Wirtschaftspolitik gegen die Jugend

Wenn es um Familie, Kinder und Jugend geht, dann sind vor allem in Wahlkampfzeiten die etablierten Parteien und Politiker sogleich vollmundig dabei. Bundespräsident Horst Köhler schlug den Ton an, .

... als er in seinem Beschluß zur Auflösung des Bundestages sagte: "Unsere Zukunft und die unserer Kinder steht auf dem Spiel." Und in keinem Wahlprogramm fehlte das Bekenntnis zur Förderung der Jugend.
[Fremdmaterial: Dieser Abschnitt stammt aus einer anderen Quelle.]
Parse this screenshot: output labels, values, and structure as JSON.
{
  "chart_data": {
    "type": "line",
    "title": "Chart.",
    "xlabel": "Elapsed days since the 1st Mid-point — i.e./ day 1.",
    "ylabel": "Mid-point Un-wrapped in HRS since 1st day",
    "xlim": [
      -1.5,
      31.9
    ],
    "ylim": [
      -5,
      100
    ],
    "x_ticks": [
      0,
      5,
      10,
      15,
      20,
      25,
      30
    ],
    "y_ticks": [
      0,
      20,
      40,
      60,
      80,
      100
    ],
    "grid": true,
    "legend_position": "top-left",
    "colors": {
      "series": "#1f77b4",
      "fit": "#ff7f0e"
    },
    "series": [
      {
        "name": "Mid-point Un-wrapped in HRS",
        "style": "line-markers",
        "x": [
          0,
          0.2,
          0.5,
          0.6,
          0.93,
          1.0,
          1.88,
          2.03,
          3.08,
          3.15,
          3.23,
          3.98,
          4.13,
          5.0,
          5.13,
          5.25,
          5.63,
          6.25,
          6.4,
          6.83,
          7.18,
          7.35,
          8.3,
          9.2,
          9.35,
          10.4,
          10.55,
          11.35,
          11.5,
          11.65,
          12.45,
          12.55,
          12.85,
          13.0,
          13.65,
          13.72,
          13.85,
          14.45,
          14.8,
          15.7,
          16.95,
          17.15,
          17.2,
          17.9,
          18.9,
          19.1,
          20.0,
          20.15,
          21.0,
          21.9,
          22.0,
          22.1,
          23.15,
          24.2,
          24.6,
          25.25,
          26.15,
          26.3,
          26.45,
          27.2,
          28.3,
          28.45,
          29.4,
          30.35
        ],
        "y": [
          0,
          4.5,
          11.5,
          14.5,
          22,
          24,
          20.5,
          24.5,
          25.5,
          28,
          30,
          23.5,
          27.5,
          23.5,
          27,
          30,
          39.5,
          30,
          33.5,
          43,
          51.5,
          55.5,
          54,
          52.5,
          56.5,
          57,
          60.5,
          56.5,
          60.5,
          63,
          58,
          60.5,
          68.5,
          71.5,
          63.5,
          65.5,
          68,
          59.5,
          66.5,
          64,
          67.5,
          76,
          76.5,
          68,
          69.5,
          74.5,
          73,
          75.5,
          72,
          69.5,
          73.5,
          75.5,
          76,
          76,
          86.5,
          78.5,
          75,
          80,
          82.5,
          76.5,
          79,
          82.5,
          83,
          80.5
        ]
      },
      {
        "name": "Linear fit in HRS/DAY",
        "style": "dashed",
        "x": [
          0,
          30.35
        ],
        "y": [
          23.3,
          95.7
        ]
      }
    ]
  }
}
Wenn aber wirksame Taten gefragt sind, tritt Schweigen ein. Dann hat das Interesse der Wirtschaft absoluten Vorrang. Deren Forderung nach längerer Arbeitszeit (ohne Lohnausgleich) und nach "Arbeitsverdichtung" wird von allen Parteien der "Mitte" unterstützt.

Führende Wirtschaftswissenschaftler wie der Ifo-Chef Hans Werner Sinn behaupten, solche Mehrarbeit der noch Beschäftigten würde neue Stellen schaffen. Den Beweis dafür hat bisher niemand geliefert. Im Gegenteil: Seit Mitte der 1990er Jahre ist die vereinbarte Arbeitzeit in den deutschen Betrieben im Durchschnitt um eine halbe Stunde länger geworden - und die Arbeitslosigkeit ist gestiegen. Betroffen davon sind vor allem die Jugendlichen, sie werden so um ihre Zukunft gebracht. Professor Gerhard Bosch, Vizepräsident des Instituts für Arbeit und Technik in Wuppertal, bringt es auf den Punkt: "Jetzt die Arbeitszeit zu verlängern, ist eine Kriegserklärung an die nächste Generation." Und Ossietzky-Autor Otto Mayer weist in dem Buch "Es geht auch anders" (PapyRossa Verlag) auf besondere Gemeinheiten der von unseren Parteien verhätschelten Kapitalisten hin. Vor einem Jahr hat zum Beispiel Siemens mit Drohungen durchgesetzt, daß in seinen Zweigwerken Bocholt und Kamp-Lintfort die Arbeitszeit ohne Lohnausgleich um fünfeinhalb Stunden verlängert wurde. Mayer konstatiert: "Die Arbeiter werden um 14 Prozent ihrer Einkommen gebracht und müssen durch ihre kostenlose Mehrarbeit dazu beitragen, daß ihre Kinder keine Anstellung mehr finden." Und ausgerechnet den dafür Verantwortlichen, den früheren Siemens-Chef Heinrich von Pierer, berief die so vehement für Familie und Jugend eintretende Unions-Kanzlerkandidatin Angela Merkel zu ihrem Chefberater für die Wirtschaftspolitik. Der heutige Aufsichtsratsvorsitzende der Siemens AG ist übrigens auch für die Streichung von 30 000 Stellen in dem Konzern verantwortlich.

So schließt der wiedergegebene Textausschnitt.